Back in South Africa, Kolbe started in two of the three Tests in the truncated Rugby Championship, and on August 26, almost exactly a year from the day Mola had told him he had been called up for the first time, Kolbe was named in South Africa’s World Cup squad.

“That was a special year for me with everything that happened,” he says. “A Top 14 victory with Toulouse, Rugby Championship with the Springboks and getting selected for the World Cup in Japan as well.

“I could only think of these kinds of things. I never thought that it would have happened that soon or that quickly for me to be honest.

“I never really thought about being part of the 2019 World Cup or getting a Test cap under Rassie Erasmus. God plans and sets out things for each and every person out there, and the opportunity just came up and it was up to me what I was going to do and make of it. I’m just glad that it came.”

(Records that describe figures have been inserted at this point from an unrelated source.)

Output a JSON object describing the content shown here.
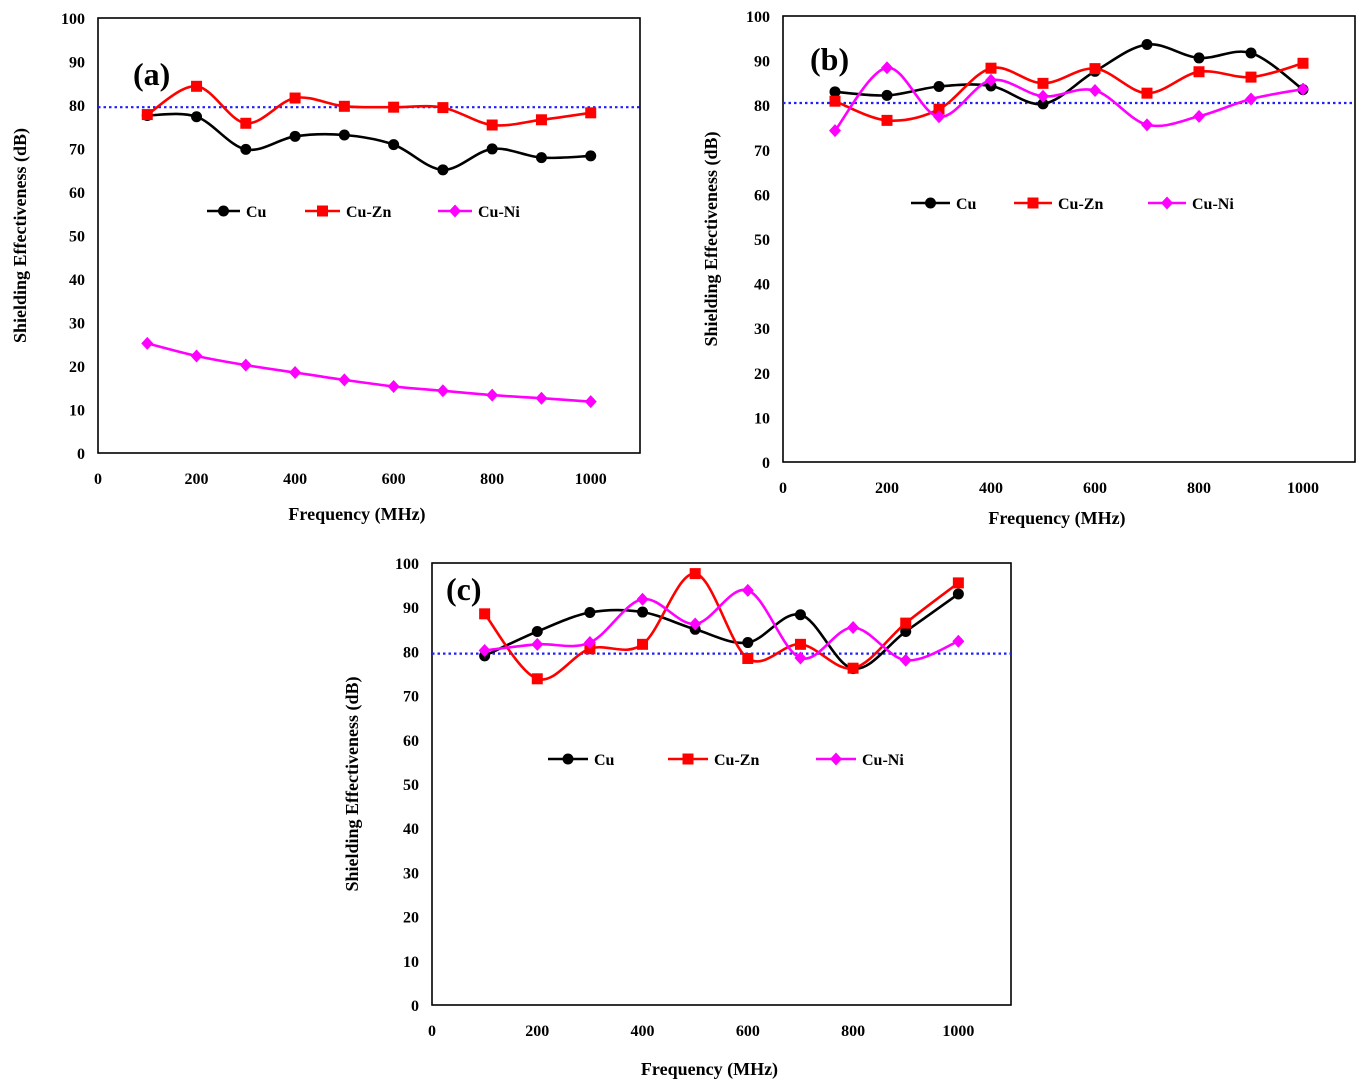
{
  "chart_data": [
    {
      "type": "line",
      "panel_label": "(a)",
      "xlabel": "Frequency (MHz)",
      "ylabel": "Shielding  Effectiveness (dB)",
      "xlim": [
        0,
        1100
      ],
      "ylim": [
        0,
        100
      ],
      "xticks": [
        0,
        200,
        400,
        600,
        800,
        1000
      ],
      "yticks": [
        0,
        10,
        20,
        30,
        40,
        50,
        60,
        70,
        80,
        90,
        100
      ],
      "reference_line": 79.5,
      "x": [
        100,
        200,
        300,
        400,
        500,
        600,
        700,
        800,
        900,
        1000
      ],
      "series": [
        {
          "name": "Cu",
          "color": "#000000",
          "marker": "circle",
          "values": [
            77.6,
            77.3,
            69.8,
            72.8,
            73.1,
            70.9,
            65.1,
            69.9,
            67.9,
            68.3
          ]
        },
        {
          "name": "Cu-Zn",
          "color": "#ff0000",
          "marker": "square",
          "values": [
            77.8,
            84.3,
            75.8,
            81.6,
            79.7,
            79.5,
            79.4,
            75.4,
            76.6,
            78.2
          ]
        },
        {
          "name": "Cu-Ni",
          "color": "#ff00ff",
          "marker": "diamond",
          "values": [
            25.2,
            22.3,
            20.2,
            18.5,
            16.8,
            15.3,
            14.3,
            13.3,
            12.6,
            11.8
          ]
        }
      ]
    },
    {
      "type": "line",
      "panel_label": "(b)",
      "xlabel": "Frequency (MHz)",
      "ylabel": "Shielding  Effectiveness (dB)",
      "xlim": [
        0,
        1100
      ],
      "ylim": [
        0,
        100
      ],
      "xticks": [
        0,
        200,
        400,
        600,
        800,
        1000
      ],
      "yticks": [
        0,
        10,
        20,
        30,
        40,
        50,
        60,
        70,
        80,
        90,
        100
      ],
      "reference_line": 80.5,
      "x": [
        100,
        200,
        300,
        400,
        500,
        600,
        700,
        800,
        900,
        1000
      ],
      "series": [
        {
          "name": "Cu",
          "color": "#000000",
          "marker": "circle",
          "values": [
            83.0,
            82.2,
            84.2,
            84.3,
            80.3,
            87.6,
            93.6,
            90.6,
            91.7,
            83.5
          ]
        },
        {
          "name": "Cu-Zn",
          "color": "#ff0000",
          "marker": "square",
          "values": [
            80.9,
            76.6,
            79.1,
            88.3,
            84.9,
            88.2,
            82.7,
            87.5,
            86.3,
            89.4
          ]
        },
        {
          "name": "Cu-Ni",
          "color": "#ff00ff",
          "marker": "diamond",
          "values": [
            74.3,
            88.4,
            77.4,
            85.6,
            82.0,
            83.3,
            75.6,
            77.5,
            81.4,
            83.6
          ]
        }
      ]
    },
    {
      "type": "line",
      "panel_label": "(c)",
      "xlabel": "Frequency (MHz)",
      "ylabel": "Shielding  Effectiveness (dB)",
      "xlim": [
        0,
        1100
      ],
      "ylim": [
        0,
        100
      ],
      "xticks": [
        0,
        200,
        400,
        600,
        800,
        1000
      ],
      "yticks": [
        0,
        10,
        20,
        30,
        40,
        50,
        60,
        70,
        80,
        90,
        100
      ],
      "reference_line": 79.5,
      "x": [
        100,
        200,
        300,
        400,
        500,
        600,
        700,
        800,
        900,
        1000
      ],
      "series": [
        {
          "name": "Cu",
          "color": "#000000",
          "marker": "circle",
          "values": [
            79.0,
            84.5,
            88.8,
            88.9,
            85.0,
            82.0,
            88.3,
            76.1,
            84.5,
            93.0
          ]
        },
        {
          "name": "Cu-Zn",
          "color": "#ff0000",
          "marker": "square",
          "values": [
            88.5,
            73.8,
            80.6,
            81.6,
            97.6,
            78.4,
            81.6,
            76.2,
            86.4,
            95.5
          ]
        },
        {
          "name": "Cu-Ni",
          "color": "#ff00ff",
          "marker": "diamond",
          "values": [
            80.2,
            81.6,
            82.0,
            91.8,
            86.2,
            93.8,
            78.5,
            85.4,
            78.0,
            82.3
          ]
        }
      ]
    }
  ]
}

The man who grew up in a hostile area of South Africa’s Western Cape stopped short of saying his selection was vindication for the times people doubted him.

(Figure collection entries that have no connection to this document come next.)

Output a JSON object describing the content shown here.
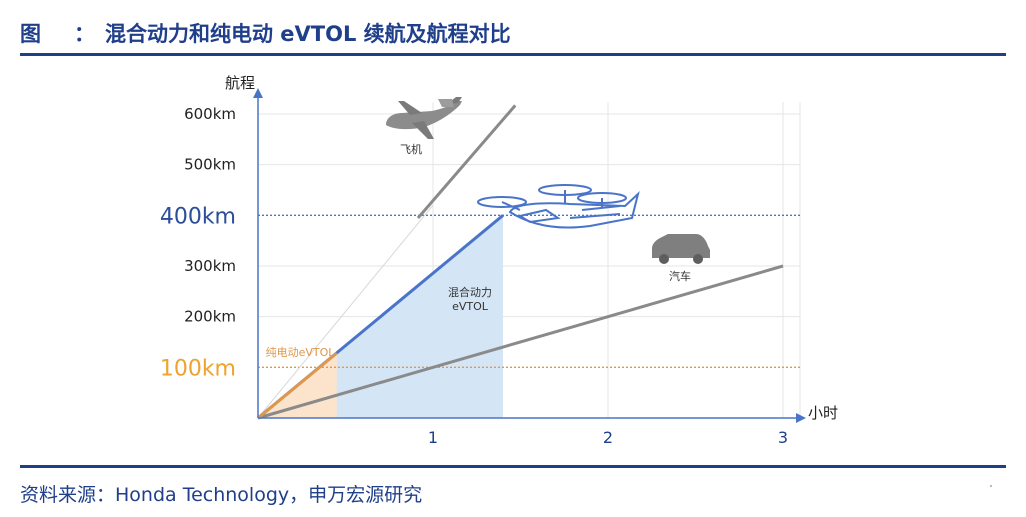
{
  "header": {
    "fig_label": "图",
    "colon": "：",
    "title": "混合动力和纯电动 eVTOL 续航及航程对比"
  },
  "footer": {
    "source": "资料来源：Honda Technology，申万宏源研究"
  },
  "colors": {
    "brand": "#1f3f8a",
    "hybrid_line": "#4a74c9",
    "hybrid_fill": "#d4e5f6",
    "electric_line": "#e0974a",
    "electric_fill": "#fbe3cc",
    "gray_line": "#8a8a8a",
    "highlight_blue": "#2a4d9c",
    "highlight_orange": "#f0a22e"
  },
  "chart_data": {
    "type": "line",
    "ylabel": "航程",
    "xlabel": "小时",
    "xlim": [
      0,
      3
    ],
    "ylim": [
      0,
      600
    ],
    "x_ticks": [
      {
        "value": 1,
        "label": "1"
      },
      {
        "value": 2,
        "label": "2"
      },
      {
        "value": 3,
        "label": "3"
      }
    ],
    "y_ticks": [
      {
        "value": 100,
        "label": "100km",
        "highlight": "orange"
      },
      {
        "value": 200,
        "label": "200km"
      },
      {
        "value": 300,
        "label": "300km"
      },
      {
        "value": 400,
        "label": "400km",
        "highlight": "blue"
      },
      {
        "value": 500,
        "label": "500km"
      },
      {
        "value": 600,
        "label": "600km"
      }
    ],
    "reference_lines": [
      {
        "y": 400,
        "color": "blue"
      },
      {
        "y": 100,
        "color": "orange"
      }
    ],
    "grid": true,
    "series": [
      {
        "name": "飞机",
        "x": [
          0,
          1.47
        ],
        "y": [
          0,
          617
        ],
        "style": "gray"
      },
      {
        "name": "混合动力 eVTOL",
        "x": [
          0,
          1.4
        ],
        "y": [
          0,
          400
        ],
        "style": "blue",
        "filled": true
      },
      {
        "name": "纯电动eVTOL",
        "x": [
          0,
          0.45
        ],
        "y": [
          0,
          128
        ],
        "style": "orange",
        "filled": true
      },
      {
        "name": "汽车",
        "x": [
          0,
          3
        ],
        "y": [
          0,
          300
        ],
        "style": "gray"
      }
    ],
    "annotations": {
      "airplane": "飞机",
      "hybrid_line1": "混合动力",
      "hybrid_line2": "eVTOL",
      "electric": "纯电动eVTOL",
      "car": "汽车"
    },
    "icons": [
      "airplane-icon",
      "evtol-aircraft-icon",
      "car-icon"
    ]
  }
}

“I don’t get carried away by what other people think about me, or what they have to say,” he says. “Sometimes what they say actually does motivate me at the end of the day to prove them wrong.

“From where I come from, I know what the tough life is like, I know what it takes for someone to be down and out. I just picture where I want to be one day, what I want to achieve.”

What Kolbe wants to achieve now is a Champions Cup title, having featured in the last two seasons’ semi-finals where Toulouse’s ambitions were ended by Leinster and Exeter respectively.

“I believe in this team,” he says. “The past two years we came close.

“It’s actually insane to see guys at the age of 20, 21, lifting their hand and playing the best rugby compared to the other players out there in the competition.

“It’s really exciting to see and I think the future of the club is in good hands.”

With the likes of Romain Ntamack and Antoine Dupont at the club – the scrum-half once again showing his talent with a superb individual try over Christmas – there is no question Toulouse are in good shape in their quest to add to their European titles.

And they are off to a good start in Europe this term. Kolbe scored twice in a 29-22 victory over Ulster in Belfast in the opening round, and a cancelled visit from Exeter in the second round put them tied at the top of Pool B – with a trip to Sandy Park scheduled for the third round.

For Kolbe, heading to Exeter to face the team that knocked them out of the competition last time out is a challenge he wants to see through.

“One hundred per cent,” he says when asked if he would prefer to play the Chiefs than get another default win. “We would rather play and get five points than just get given them like [in round two], but 2020 has been an interesting year with Covid and everything.”

With the coronavirus pandemic still causing so much disruption around the world, Kolbe is more determined than ever to play his part in trying to lift spirits in his adopted city and beyond.

“That’s why you’re playing this game,” he says. “You want to succeed in each and every way, but you also want to have a positive impact on other peoples’ lives as well, whether they can take something small out of it or something big that will make a massive difference in their future.

“I go out on the field to perform the best that I can for myself and my team-mates, and then for other people that look up to me who are in difficult situations, to give them that hope and encouragement.”

For Kolbe, it’s about more than silverware to put against his name. He has not forgotten how he was enveloped when he and his wife arrived with their four-month-old child in the city three-and-a-half years ago.

“We are part of a really special club and special city as well,” he says. “For us it’s basically a family club; everybody looks after each other.

“Whenever you need assistance with anything, someone will always be ready to give you a hand. It’s just the relationship you have with not just the players but all the people at the club.

“It’s really good. You get to know people personally, where they come from, what they do and all those kinds of things.

“It’s not just rugby,” he adds. “It’s way more than that. Hopefully we can make this club and its supporters proud.”